The decision comes as part of Citigroup’s efforts to reassess how it deploys resources globally. They want to lessen their reliance on external service providers too. With heavy investments in technology, including automation, they’re looking to streamline their operations.
Marc Luet, Citi Japan’s president, highlighted that these tech investments are helping to optimize their global office layout. He remarked that the company is continuously upgrading its digital systems and simplifying processes. While they’ve made progress, there’s more to tackle.
Job reductions are set to begin in the fourth quarter of this year, leading to smaller office spaces in China. This restructuring follows similar reductions in the US, Indonesia, the Philippines, and Poland.
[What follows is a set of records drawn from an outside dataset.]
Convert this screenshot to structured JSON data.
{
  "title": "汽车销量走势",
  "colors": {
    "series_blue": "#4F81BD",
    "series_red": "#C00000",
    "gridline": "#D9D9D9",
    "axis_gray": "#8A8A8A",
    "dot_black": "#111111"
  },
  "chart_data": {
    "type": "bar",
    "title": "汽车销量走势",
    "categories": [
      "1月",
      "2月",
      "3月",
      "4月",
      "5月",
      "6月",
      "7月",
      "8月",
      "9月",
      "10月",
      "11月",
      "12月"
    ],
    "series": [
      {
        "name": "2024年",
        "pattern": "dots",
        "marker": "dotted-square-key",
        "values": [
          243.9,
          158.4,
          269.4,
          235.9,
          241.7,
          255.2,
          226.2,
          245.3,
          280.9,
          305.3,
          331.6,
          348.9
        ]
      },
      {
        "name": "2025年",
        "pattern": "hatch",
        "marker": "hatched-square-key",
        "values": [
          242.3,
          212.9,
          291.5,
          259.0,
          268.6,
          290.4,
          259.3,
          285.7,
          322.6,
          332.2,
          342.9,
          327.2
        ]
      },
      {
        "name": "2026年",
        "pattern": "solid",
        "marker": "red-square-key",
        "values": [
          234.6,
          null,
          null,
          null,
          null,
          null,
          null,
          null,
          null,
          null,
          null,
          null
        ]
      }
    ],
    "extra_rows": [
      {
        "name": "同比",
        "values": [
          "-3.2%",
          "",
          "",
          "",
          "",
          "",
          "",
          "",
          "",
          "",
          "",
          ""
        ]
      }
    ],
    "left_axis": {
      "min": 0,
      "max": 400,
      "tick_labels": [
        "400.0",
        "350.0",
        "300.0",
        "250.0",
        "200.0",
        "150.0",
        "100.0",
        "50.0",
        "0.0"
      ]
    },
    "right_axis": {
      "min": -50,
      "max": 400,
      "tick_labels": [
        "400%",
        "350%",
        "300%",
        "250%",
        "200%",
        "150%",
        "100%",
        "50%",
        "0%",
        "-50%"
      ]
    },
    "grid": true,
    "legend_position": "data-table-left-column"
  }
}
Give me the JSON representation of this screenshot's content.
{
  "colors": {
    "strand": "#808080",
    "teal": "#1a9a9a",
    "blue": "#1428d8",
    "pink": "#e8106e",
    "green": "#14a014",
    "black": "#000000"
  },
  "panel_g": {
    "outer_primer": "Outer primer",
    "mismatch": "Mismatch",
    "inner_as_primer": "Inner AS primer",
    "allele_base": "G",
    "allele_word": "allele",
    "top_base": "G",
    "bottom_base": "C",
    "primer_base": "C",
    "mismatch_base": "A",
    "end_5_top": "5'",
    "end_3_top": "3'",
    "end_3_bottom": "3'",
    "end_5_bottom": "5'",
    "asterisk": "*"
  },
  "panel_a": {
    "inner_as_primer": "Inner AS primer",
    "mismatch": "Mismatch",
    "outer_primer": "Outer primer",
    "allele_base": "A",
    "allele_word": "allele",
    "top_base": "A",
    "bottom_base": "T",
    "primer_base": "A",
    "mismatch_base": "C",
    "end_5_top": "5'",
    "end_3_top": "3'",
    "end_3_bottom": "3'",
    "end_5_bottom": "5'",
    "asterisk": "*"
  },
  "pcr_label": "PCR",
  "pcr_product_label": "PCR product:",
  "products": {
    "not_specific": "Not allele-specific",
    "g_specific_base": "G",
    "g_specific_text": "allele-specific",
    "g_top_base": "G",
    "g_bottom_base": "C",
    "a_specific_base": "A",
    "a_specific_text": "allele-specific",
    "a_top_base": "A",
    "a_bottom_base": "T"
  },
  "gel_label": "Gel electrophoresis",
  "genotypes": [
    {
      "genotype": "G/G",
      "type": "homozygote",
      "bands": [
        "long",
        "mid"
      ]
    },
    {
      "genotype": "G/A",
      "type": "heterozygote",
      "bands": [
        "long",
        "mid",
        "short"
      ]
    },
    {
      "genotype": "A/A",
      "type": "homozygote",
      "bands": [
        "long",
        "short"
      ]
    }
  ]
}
Large financial firms like Citigroup rely on global delivery networks to tap into talent in lower-cost countries, giving them the flexibility to shift workloads where needed.
Peter Schumacher, from The Value Leadership Group, mentioned that many positions could migrate to India, where Citigroup employs over 30,000 people. He pointed out that other US firms, like IBM, have already made similar moves. He also noted that Citigroup is increasingly focusing on in-house teams, recognizing India as a strategic platform for competitive advantages and business innovation.
Despite these changes, Luet reassured that Citigroup remains committed to China. With a 123-year history in the country, Citigroup plans to keep serving corporate and institutional clients, ensuring they meet cross-border banking needs.